Recovery is going well (and it is from a most minor event); there’s been no pain, but I have been tired this week . . . and so, I’ve been getting a lot of rest.
Night before last, I was awake at half past midnight. Not wide awake, and yet awake in the dead of night, and not quite tired enough then to return promptly to sleep. There was Sibelius in the CD-player (pre-conk-out music had been the Seventh Symphony, played by the Helsinki Phil and Paavo Berglund — and yes, I listened through to the end), so I decided to play Tapiola.
There was no question of nodding off to that wonderful tone-poem, of course. It simply struck me as the perfect opportunity to listen to it with complete concentration — and that this act of concentration would then leave me in a place more readily conducive to a return to sleep.
I did remain alert for the entire piece; and it was the best I have ever listened to it.
I’ve been reading — devouring, really — Simon Morrison’s book, The People’s Artist: Prokofiev’s Soviet Years.
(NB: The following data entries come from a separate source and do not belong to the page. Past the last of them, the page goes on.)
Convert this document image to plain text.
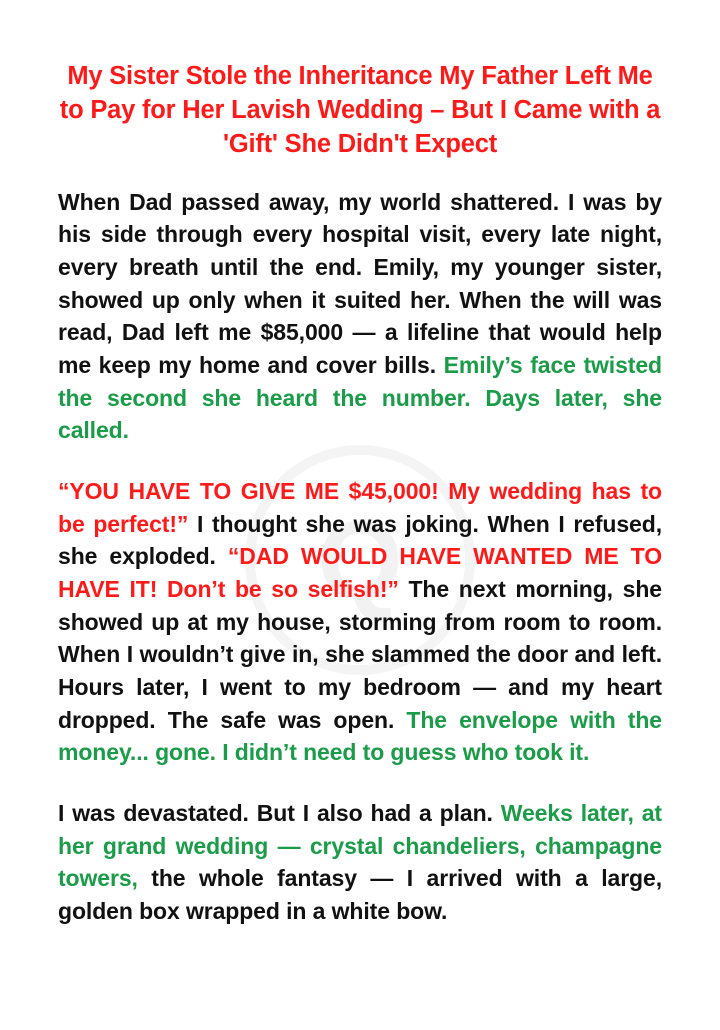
Q
My Sister Stole the Inheritance My Father Left Me to Pay for Her Lavish Wedding – But I Came with a 'Gift' She Didn't Expect

When Dad passed away, my world shattered. I was by his side through every hospital visit, every late night, every breath until the end. Emily, my younger sister, showed up only when it suited her. When the will was read, Dad left me $85,000 — a lifeline that would help me keep my home and cover bills. Emily’s face twisted the second she heard the number. Days later, she called.

“YOU HAVE TO GIVE ME $45,000! My wedding has to be perfect!” I thought she was joking. When I refused, she exploded. “DAD WOULD HAVE WANTED ME TO HAVE IT! Don’t be so selfish!” The next morning, she showed up at my house, storming from room to room. When I wouldn’t give in, she slammed the door and left. Hours later, I went to my bedroom — and my heart dropped. The safe was open. The envelope with the money... gone. I didn’t need to guess who took it.

I was devastated. But I also had a plan. Weeks later, at her grand wedding — crystal chandeliers, champagne towers, the whole fantasy — I arrived with a large, golden box wrapped in a white bow.
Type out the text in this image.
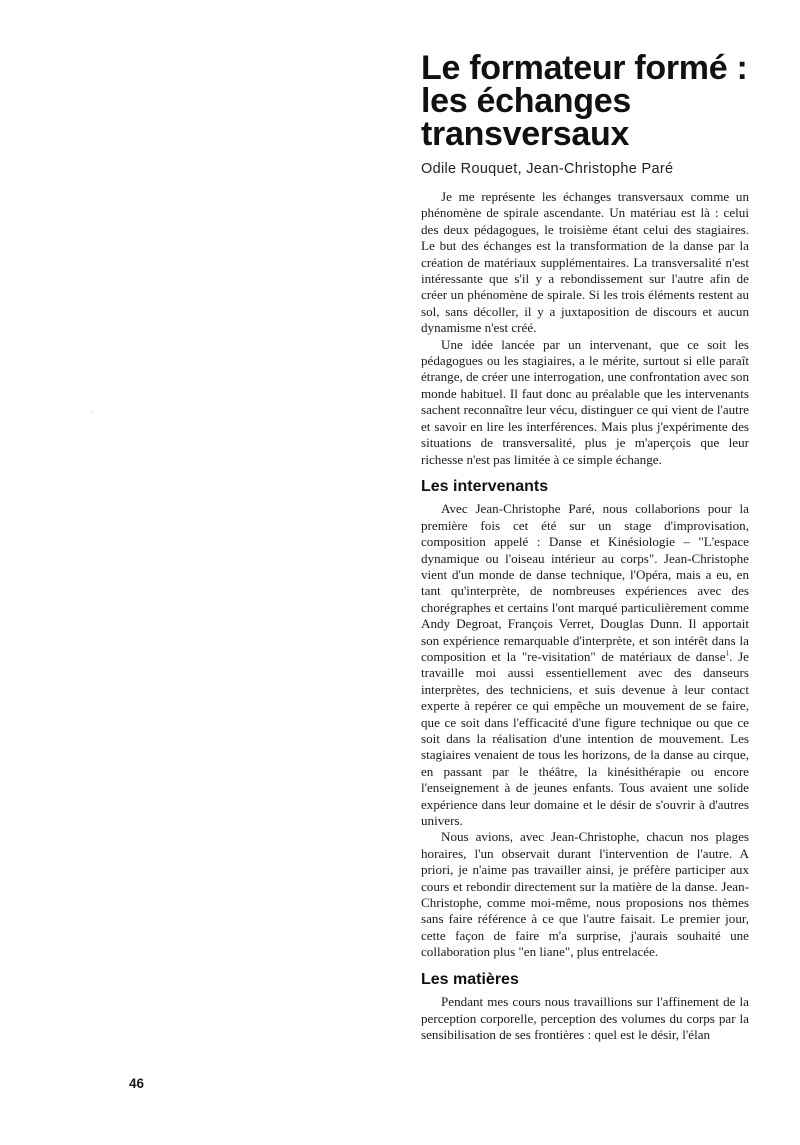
Le formateur formé : les échanges transversaux
Odile Rouquet, Jean-Christophe Paré

Je me représente les échanges transversaux comme un phénomène de spirale ascendante. Un matériau est là : celui des deux pédagogues, le troisième étant celui des stagiaires. Le but des échanges est la transformation de la danse par la création de matériaux supplémentaires. La transversalité n'est intéressante que s'il y a rebondissement sur l'autre afin de créer un phénomène de spirale. Si les trois éléments restent au sol, sans décoller, il y a juxtaposition de discours et aucun dynamisme n'est créé.

Une idée lancée par un intervenant, que ce soit les pédagogues ou les stagiaires, a le mérite, surtout si elle paraît étrange, de créer une interrogation, une confrontation avec son monde habituel. Il faut donc au préalable que les intervenants sachent reconnaître leur vécu, distinguer ce qui vient de l'autre et savoir en lire les interférences. Mais plus j'expérimente des situations de transversalité, plus je m'aperçois que leur richesse n'est pas limitée à ce simple échange.

Les intervenants

Avec Jean-Christophe Paré, nous collaborions pour la première fois cet été sur un stage d'improvisation, composition appelé : Danse et Kinésiologie – "L'espace dynamique ou l'oiseau intérieur au corps". Jean-Christophe vient d'un monde de danse technique, l'Opéra, mais a eu, en tant qu'interprète, de nombreuses expériences avec des chorégraphes et certains l'ont marqué particulièrement comme Andy Degroat, François Verret, Douglas Dunn. Il apportait son expérience remarquable d'interprète, et son intérêt dans la composition et la "re-visitation" de matériaux de danse$^1$. Je travaille moi aussi essentiellement avec des danseurs interprètes, des techniciens, et suis devenue à leur contact experte à repérer ce qui empêche un mouvement de se faire, que ce soit dans l'efficacité d'une figure technique ou que ce soit dans la réalisation d'une intention de mouvement. Les stagiaires venaient de tous les horizons, de la danse au cirque, en passant par le théâtre, la kinésithérapie ou encore l'enseignement à de jeunes enfants. Tous avaient une solide expérience dans leur domaine et le désir de s'ouvrir à d'autres univers.

Nous avions, avec Jean-Christophe, chacun nos plages horaires, l'un observait durant l'intervention de l'autre. A priori, je n'aime pas travailler ainsi, je préfère participer aux cours et rebondir directement sur la matière de la danse. Jean-Christophe, comme moi-même, nous proposions nos thèmes sans faire référence à ce que l'autre faisait. Le premier jour, cette façon de faire m'a surprise, j'aurais souhaité une collaboration plus "en liane", plus entrelacée.

Les matières

Pendant mes cours nous travaillions sur l'affinement de la perception corporelle, perception des volumes du corps par la sensibilisation de ses frontières : quel est le désir, l'élan

46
And so last night, where I should otherwise have been very well content to listen to some more Sibelius via Berglund, I was keen to revisit Prokofiev’s revised Fourth Symphony (Opus 112). Well, I was tired. And although the night before, I had stayed awake through the whole of Sibelius’s Seventh, last night I got to bed later, had less steam . . . I faded mid-Opus 112, and the last I remember being aware of was a patch of the first movement.
And unlike the Tapiola incident above, last night I slept straight through to eight of the morning clock.
Late this morning, I cued up the last movement of the Prokofiev Fourth. Maybe that seemingly trivial departure from routine has done the trick (for every time before I have listened to the Fourth, it was all four movements in dutiful order). It surprised me how good that fourth movement sounded. Well, the file is open again on the Opus 112, I see.